Related but different, CDSW can automate analytics workloads with an integrated job-pipeline scheduling system to support real-time monitoring, job history, and email alerts. For data engineering and data science teams, CDSW is highly effective as a comprehensive platform that trains, develops, and deploys machine learning models. It can provide a complete solution for data exploration, data analysis, data visualization, viz applications, and model deployment at scale.
Impala vs Spark
Use Impala primarily for analytical workloads triggered by end users. Impala works best for analytical performance with properly designed datasets (well-partitioned, compacted). Spark is primarily used to create ETL workloads by data engineers and data scientists. It handles complex workloads well because it can programmatically dictate efficient cluster use.
Impala only masquerades as an ETL pipeline tool: use NiFi or Airflow instead
It is common for Cloudera Data Platform (CDP) users to ‘test’ pipeline development and creation with Impala because it facilitates fast, iterate development and testing. It is also common to then turn those Impala queries into ETL-style production pipelines instead of refining them using Hive or Spark ETL tools as best practices dictate. Over time, those practices lead to cluster and Impala instability.
So which open source pipeline tool is better, NiFi or Airflow?
That depends on the business use case, use case complexity, workflow complexity, and whether batch or streaming data is required. Use Nifi for ETL of streaming data, when real-time data processing is needed, or when data must flow from various sources rapidly and reliably. NiFi’s data provenance capability makes it simple to enhance, test, and trust data that is in motion.
Airflow comes in handy when complex, independent, typically on-prem data pipelines become difficult to manage as it facilitates the division of workflow into small independent tasks written in Python which can be executed in parallel for faster runtime. Airflow’s prebuilt operators can also simplify the creation of data pipelines that require automation and movement of data across diverse sources and systems.
Le Service à Trois
HBase + Phoenix + SOLr is a great combination for any analytical use case that goes against operational/transactional datasets. HBase provides the data format suited for transactional needs, Phoenix supplies the SQL interface, and SOLr enables index based search capability. Voilà!
Monitoring: should I use WXM or Cloudera Manager?
It can be difficult to analyze the performance of millions of jobs/queries running across thousands of databases with no defined SLA’s. Which tool provides better visibility and insights for decisioning?

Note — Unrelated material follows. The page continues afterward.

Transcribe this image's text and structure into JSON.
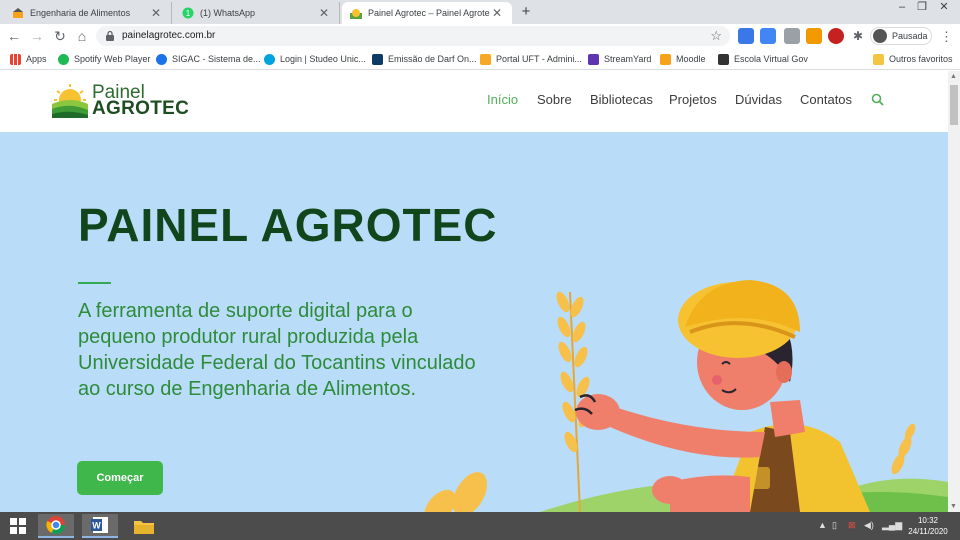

Use Cloudera’s obervability tool WXM (Workload Manager) to profile workloads (Hive, Impala, Yarn, and Spark) to discover optimization opportunities. The tool provides insights into day to day query success and failures, memory utilization, and performance. It can compare runtimes to identify and analyze the root causes of failed or abnormally long/slow queries. The Workload View facilitates workload analysis at a much finer grain (e.g. analyzing how queries access a particular database, or how specific resource pool usage performs against SLAs).
Also use WXM to assess data storage (HDFS), which can play a significant role in query optimization. Impala queries may perform slowly or even crash if data is spread across numerous small files and partitions. WXM’s file size reporting capability identifies tables with a large number of files and partitions as well as compaction of small files opportunities.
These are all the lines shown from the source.